Uber India Engineering team successfully hosted Datacon 2022, a day-long conference focused on the use of data to make better business decisions. Technology leaders and subject experts from Uber and leading global technology companies such as LinkedIn, Rakuten, and Microsoft, came together to share insights into their work on improving data quality and reliability at scale.
At Uber, Data is a First Citizen equivalent to the applications and services and teams are involved in analysis activities to make the platform better. The right use of this data helps provide the best experience to Riders, Eaters, Drivers, and Delivery partners. Product teams at Uber are constantly engaged in work related to data so that Drivers and Delivery partners on our platform can earn more, while Riders and Eaters have the right ETA calculated to the last second.
Vast amounts of data are being generated for large companies across industries. The emergence of bigger companies has led to support systems becoming more complex. Data observability has fast risen as an important function that holds the key to making better decisions. At Datacon 2022, various such challenges and opportunities were discussed by experts with topics ranging from:
Data-driven optimization in real-time marketplaces
Handling data at scale using Remote Shuffle Service (RSS) in Spark
Applying anomaly detection and automation to improve data reliability
Building Serverless Hive - A PetaByte Scale Data Warehouse
Consistent Metrics In Online And Offline World
Speaking at the conference, Manikandan Thangarathnam, Senior Director, Engineering, Uber, said, “The core experiences offered by Uber, from Uber Eats to Uber rides, are powered by data. With data becoming the most powerful tool to make better business decisions, there are several common questions faced by Uber and our technology peers. Datacon 2022 was our attempt to discuss the criticality of improving data quality for business and bringing diverse voices to the table. We will continue to encourage cross-learning across industries and look to build in the future.”
Some highlights from Datacon 2022:
Datacon keynote: On Data-Driven Optimization In Real-Time Marketplaces
Ritesh Madan, Senior Director at Uber, who leads the pricing and incentives for Uber Rides and Delivery businesses, talked about how Uber runs real-time marketplaces for multiple lines of businesses with complex matching, pricing, promotion, and payment structures. During his talk, Ritesh also covered strategies and data architectures to generate the input data and state to enable ML models and sophisticated optimization algorithms for an efficient marketplace.
LinkedIn Sales Insight For Smarter Sales Planning
Linkedin Sales Insights (LSI) is a self-service tool that gives you direct access to real-time data and insights on companies and employees in your target market.
During their session, Shishir Sathe & Harpreet Singh of LinkedIn went over the Data Foundational aspects that were built for LSI in order to enable self-serve analytics that gives customers a lot of flexibility. They also covered how LinkedIn solved these data and design challenges around scaling count distinct operations for Big Data and tackling the pre-compute and store approach as it was not technically possible to do this for all possible combinations of over 15+ attributes (due to the memory and computational resources).

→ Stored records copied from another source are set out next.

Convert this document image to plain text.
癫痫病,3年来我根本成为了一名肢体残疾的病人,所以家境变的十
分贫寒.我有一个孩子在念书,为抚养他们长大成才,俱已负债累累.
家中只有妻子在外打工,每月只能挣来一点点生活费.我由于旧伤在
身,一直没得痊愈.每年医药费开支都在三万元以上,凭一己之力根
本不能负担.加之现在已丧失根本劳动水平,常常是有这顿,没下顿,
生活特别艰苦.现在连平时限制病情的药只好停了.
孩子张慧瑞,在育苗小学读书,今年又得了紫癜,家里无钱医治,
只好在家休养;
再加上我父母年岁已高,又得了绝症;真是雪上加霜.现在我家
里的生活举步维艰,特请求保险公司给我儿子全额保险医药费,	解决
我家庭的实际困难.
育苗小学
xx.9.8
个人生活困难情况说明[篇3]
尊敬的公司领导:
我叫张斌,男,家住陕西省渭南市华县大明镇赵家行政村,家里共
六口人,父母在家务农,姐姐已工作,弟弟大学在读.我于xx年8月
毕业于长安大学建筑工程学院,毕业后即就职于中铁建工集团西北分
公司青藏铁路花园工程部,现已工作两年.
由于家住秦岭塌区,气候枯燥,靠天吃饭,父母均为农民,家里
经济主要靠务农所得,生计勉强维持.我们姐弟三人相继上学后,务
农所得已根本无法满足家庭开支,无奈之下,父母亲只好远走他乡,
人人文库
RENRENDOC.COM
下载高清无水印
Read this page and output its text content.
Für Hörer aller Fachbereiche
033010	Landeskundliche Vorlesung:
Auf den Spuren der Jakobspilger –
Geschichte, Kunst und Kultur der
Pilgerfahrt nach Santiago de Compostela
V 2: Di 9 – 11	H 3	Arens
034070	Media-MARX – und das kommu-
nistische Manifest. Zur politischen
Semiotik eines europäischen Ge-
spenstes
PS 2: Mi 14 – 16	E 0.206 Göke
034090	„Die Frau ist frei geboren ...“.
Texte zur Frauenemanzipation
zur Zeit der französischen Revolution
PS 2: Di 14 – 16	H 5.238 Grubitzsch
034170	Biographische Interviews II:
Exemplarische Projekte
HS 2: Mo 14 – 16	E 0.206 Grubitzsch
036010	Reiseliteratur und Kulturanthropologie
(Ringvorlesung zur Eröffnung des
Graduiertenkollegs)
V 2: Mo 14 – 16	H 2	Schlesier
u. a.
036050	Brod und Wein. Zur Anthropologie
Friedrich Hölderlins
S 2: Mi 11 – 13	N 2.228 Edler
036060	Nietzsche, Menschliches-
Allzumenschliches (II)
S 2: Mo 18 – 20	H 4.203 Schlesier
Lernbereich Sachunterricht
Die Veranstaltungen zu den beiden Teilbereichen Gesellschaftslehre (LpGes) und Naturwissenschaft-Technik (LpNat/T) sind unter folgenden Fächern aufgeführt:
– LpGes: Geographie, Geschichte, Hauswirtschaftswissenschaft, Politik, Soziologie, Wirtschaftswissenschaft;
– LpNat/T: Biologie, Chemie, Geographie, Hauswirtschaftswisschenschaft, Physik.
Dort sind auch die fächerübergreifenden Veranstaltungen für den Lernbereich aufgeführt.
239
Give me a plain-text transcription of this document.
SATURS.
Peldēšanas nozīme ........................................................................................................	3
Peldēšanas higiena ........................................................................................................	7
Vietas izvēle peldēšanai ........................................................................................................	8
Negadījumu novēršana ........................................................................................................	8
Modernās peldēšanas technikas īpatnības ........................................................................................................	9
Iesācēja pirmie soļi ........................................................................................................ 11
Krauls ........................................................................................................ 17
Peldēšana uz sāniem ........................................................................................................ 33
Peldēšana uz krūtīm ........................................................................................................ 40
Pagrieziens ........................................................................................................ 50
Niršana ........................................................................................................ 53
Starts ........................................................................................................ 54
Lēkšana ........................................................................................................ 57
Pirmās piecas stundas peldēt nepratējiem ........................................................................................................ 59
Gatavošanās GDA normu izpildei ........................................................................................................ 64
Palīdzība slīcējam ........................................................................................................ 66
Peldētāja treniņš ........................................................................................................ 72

On Future Of Data Observability
Uber DataCon included a panel discussion on the topic of, ‘Future of Data Observability’. The discussion started with an overview on the importance of Data Observability and hearing the perspectives of each of the panelists from their experience. It was followed by a deep-dive on aspects like data SLA, data quality, tools and framework and pain points of consumers. Discussion extended on how data observability is handled at Uber and factors that should be taken into consideration while designing to make the application more observable. The panelists included, Divya B, Chirag Parmar, Javed Abdulla Alok Srivastava while Pallavi Rao moderated the discussion.
Data Reliability At Scale For Rakuten Data Science And ML Workflows
Traditional data quality and reliability mechanisms follow deterministic rules coded by a human programmer. But these cannot evolve fast enough or scale quickly enough to keep up with the data velocity and volume. Sekhar MK VP of AI Products Rakuten and his team, talked about how various ML techniques and tools can be leveraged for ensuring Data Reliability at Scale to address issues in the areas of Automatically discovering & flagging issues, Tracing and generating data lineage for critical data pipelines, Flagging erroneous predictions, Auto-auditing raw as well as derived data sources for completeness
Data Mesh Architecture At Microsoft 365
Microsoft 365, has a compliant experimentation platform that allows Microsoft data scientists to build machine learning models by providing the necessary tools, processes, and infrastructure. Raj Srivastav & Vinit Tiwari from Microsoft talked about the platform that started off as a centralized data lake, which is now evolved into a distributed architecture, more closely aligned with a Data Mesh paradigm. This talk shared their experiences and insights through this journey and described the various challenges with both architectures.